— Не хочешь — не надо, — прыщавый Семен и ухом не повел. — Голда, конечно, обходится дешевле. Сама, видать, приплачивает тебе. — И рассмеялся, оскалив свои тусклые, кривые, смахивающие на дольки чеснока, зубы.

Ицику хотелось взять его за грудки и разок-другой тряхнуть. Но он сдержался, только сплюнул и растер сапогом плевок: негоже поганить порог божьего дома.

И все же слова прыщавого Семена застряли у него в памяти. Три червонца — почти полгода работы, и не какой-нибудь, не с иглой и не с бритвой, а с топором и пилой, под дождем, а то и в снегу. Но на Зельду ни полгода, ни года, ни десяти лет не жалко. Если разобраться, Ицик и так работает на нее. Она же Фрадкина! Сама Фрадкина! Дочь лесоторговца Маркуса Фрадкина.

А может, Ицика так к ней тянет потому, что она поена молоком его матери?

Вот и корчмарь Ешуа с женой Хавой пришел. Обычно они приходят раньше других. К богу, как к уряднику Нестеровичу, лучше приходить вовремя — зачем их гневить. Из-за сына, видно, задержались, из-за Семочки.

Сейчас начнется молебен. Молодой рабби Гилель, праведник и оратор, взошел на амвон и раскрыл свиток — ставни в небеса.

А его нет. Ицик еще раз оглянулся на дверь. Нет.

Рабби Ури подкатил к самому амвону, и колеса его коляски прошуршали в наступившей тишине, как крылья ангела.

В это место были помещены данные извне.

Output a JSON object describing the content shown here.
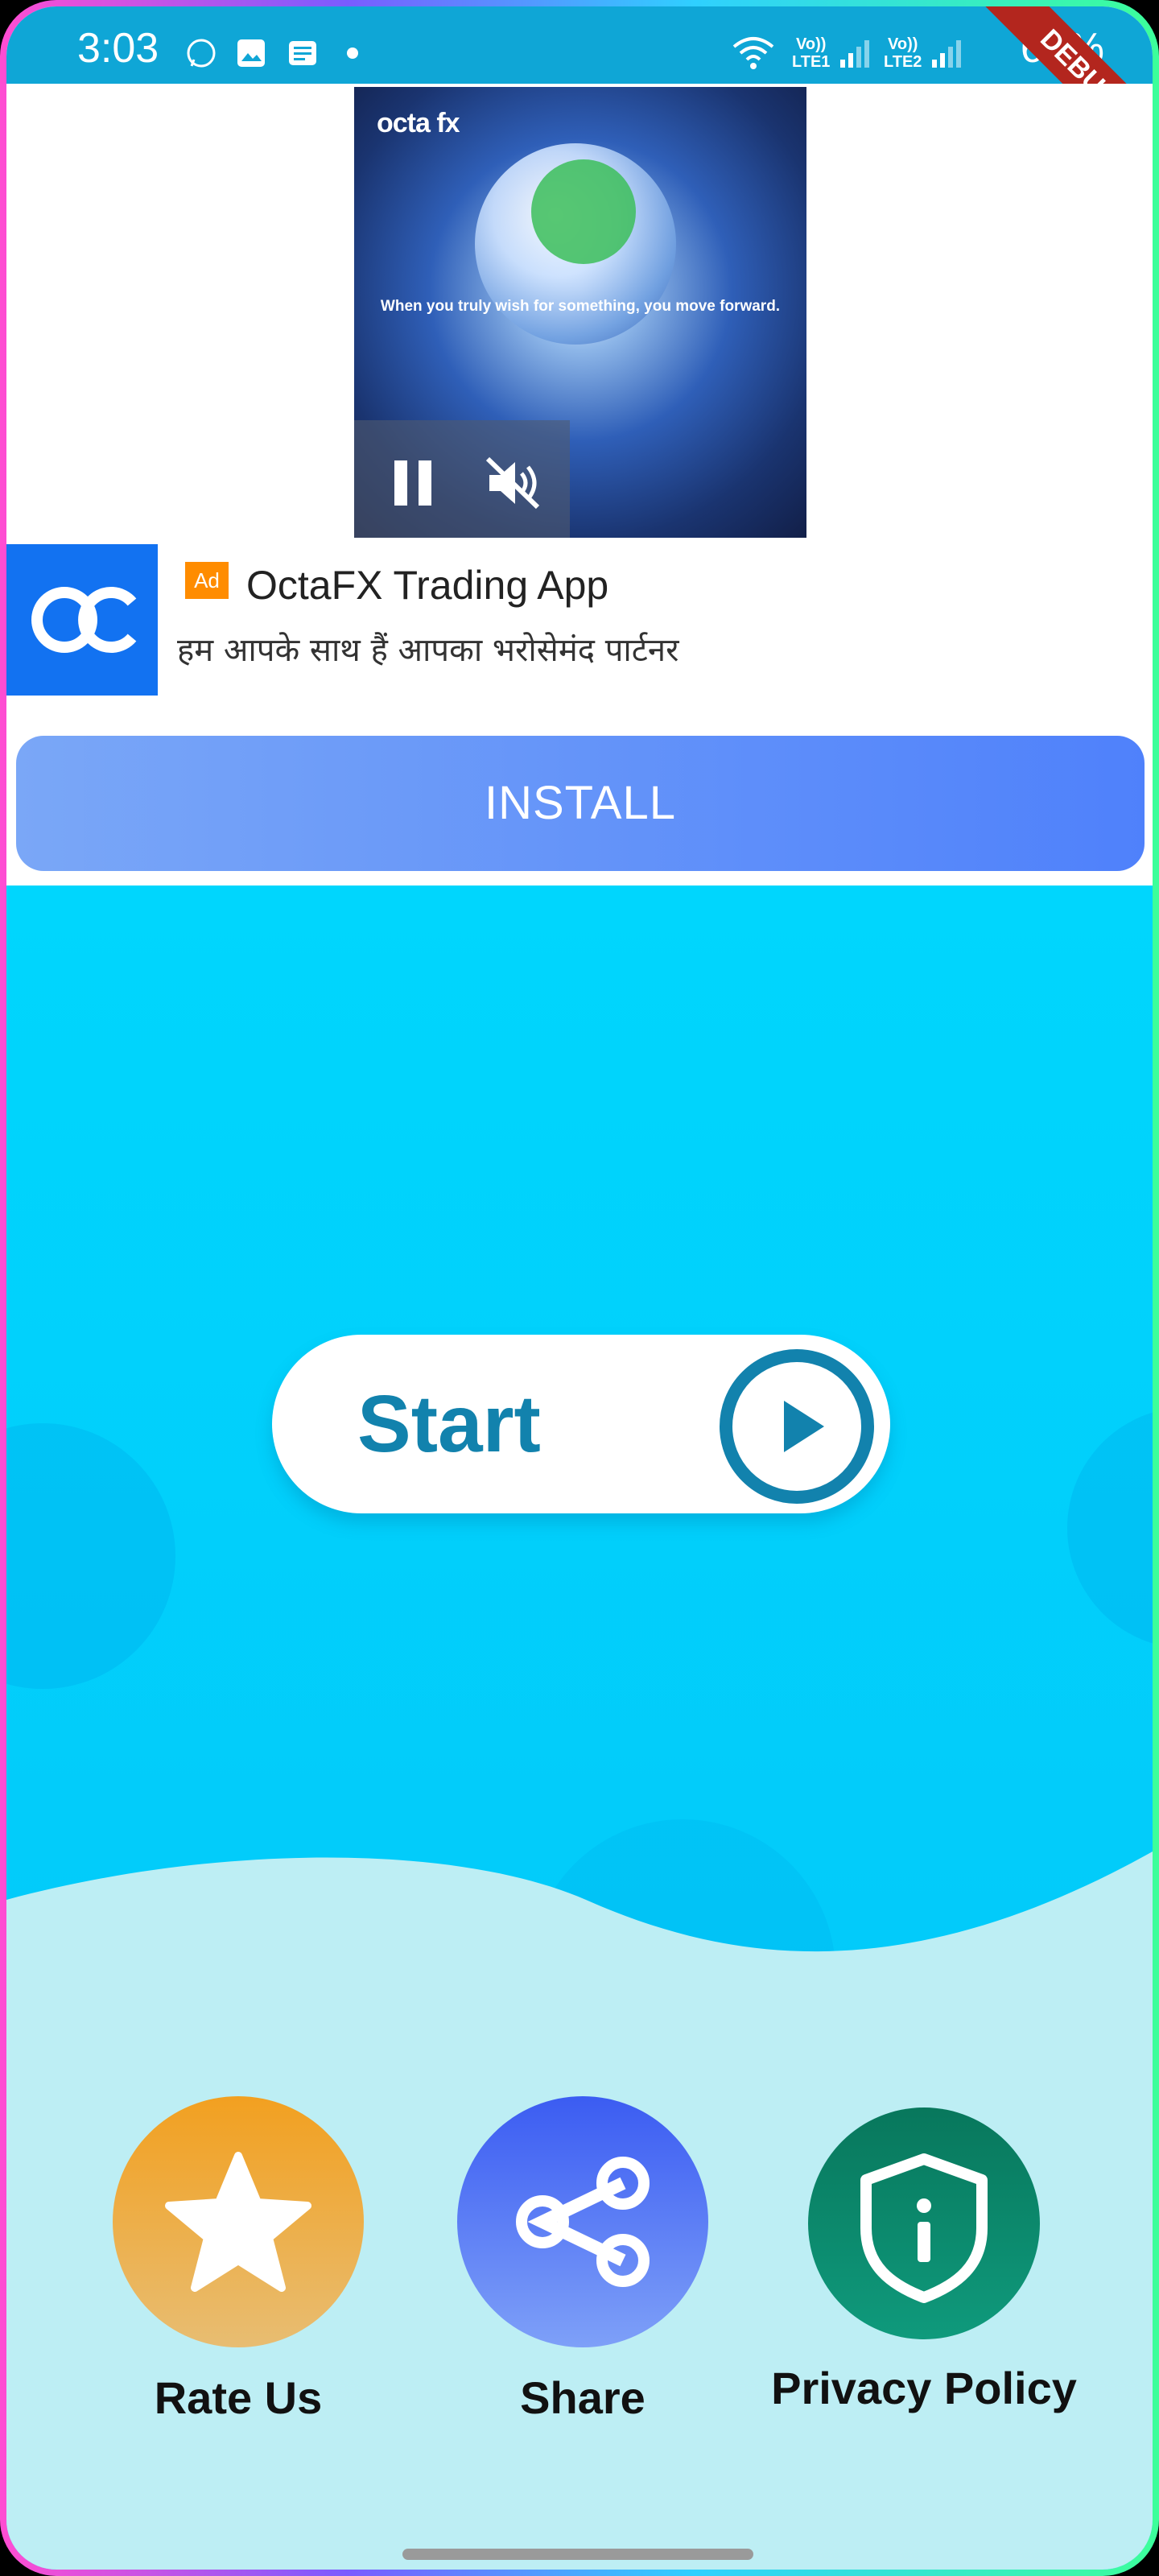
{
  "status_bar": {
    "time": "3:03",
    "sim1_label": "Vo))",
    "sim1_type": "LTE1",
    "sim2_label": "Vo))",
    "sim2_type": "LTE2",
    "battery": "67%",
    "debug_banner": "DEBUG"
  },
  "ad": {
    "video_brand": "octa fx",
    "video_caption": "When you truly wish for something, you move forward.",
    "badge": "Ad",
    "title": "OctaFX Trading App",
    "description": "हम आपके साथ हैं आपका भरोसेमंद पार्टनर",
    "install_label": "INSTALL"
  },
  "main": {
    "start_label": "Start",
    "actions": {
      "rate": "Rate Us",
      "share": "Share",
      "privacy": "Privacy Policy"
    }
  },
  "colors": {
    "main_background": "#00d6fd",
    "wave_background": "#bdeef4",
    "start_accent": "#1282ad",
    "rate": "#f0a437",
    "share": "#4b6ef5",
    "privacy": "#0b8a6a",
    "install": "#5b8cfb"
  }
}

Синагога старая, деревянная. Она дважды горела. В шестьдесят третьем ее подожгли солдаты. Искали какого-то Мицкевичюса или Мацкявичюса, бунтаря и государственного преступника. В чем заключалось его преступление, никто в местечке не знал. Испокон веков в нем не было ни одного бунтаря и преступника, если не считать мужа вдовы Голды Ошера, пытавшегося среди бела дня повеситься на местечковой каланче. Кто-то донес генералу Муравьеву, что оный Мицкевичюс или Мацкявичюс скрывается в жидовской церкви. Жидовскую церковь спалили, а бунтаря не нашли. Долго не было в местечке синагоги — люди молились в наспех прибранном гумне, снятом в аренду, — но после, когда все успокоилось, Маркус Фрадкин расщедрился и пожертвовал на строительство молельни делянку леса. Его хватило с лихвой и на синагогу, и на дом для раввина, и даже на отхожее место. В самом деле — не бегать же почтенным богомольцам по нужде за версту! С тех пор божий дом называли именем его благодетеля — синагогой Маркуса Фрадкина. Сгорит она — сгорит и его имя, как ни дорога честь Фрадкина, но сотки дороже.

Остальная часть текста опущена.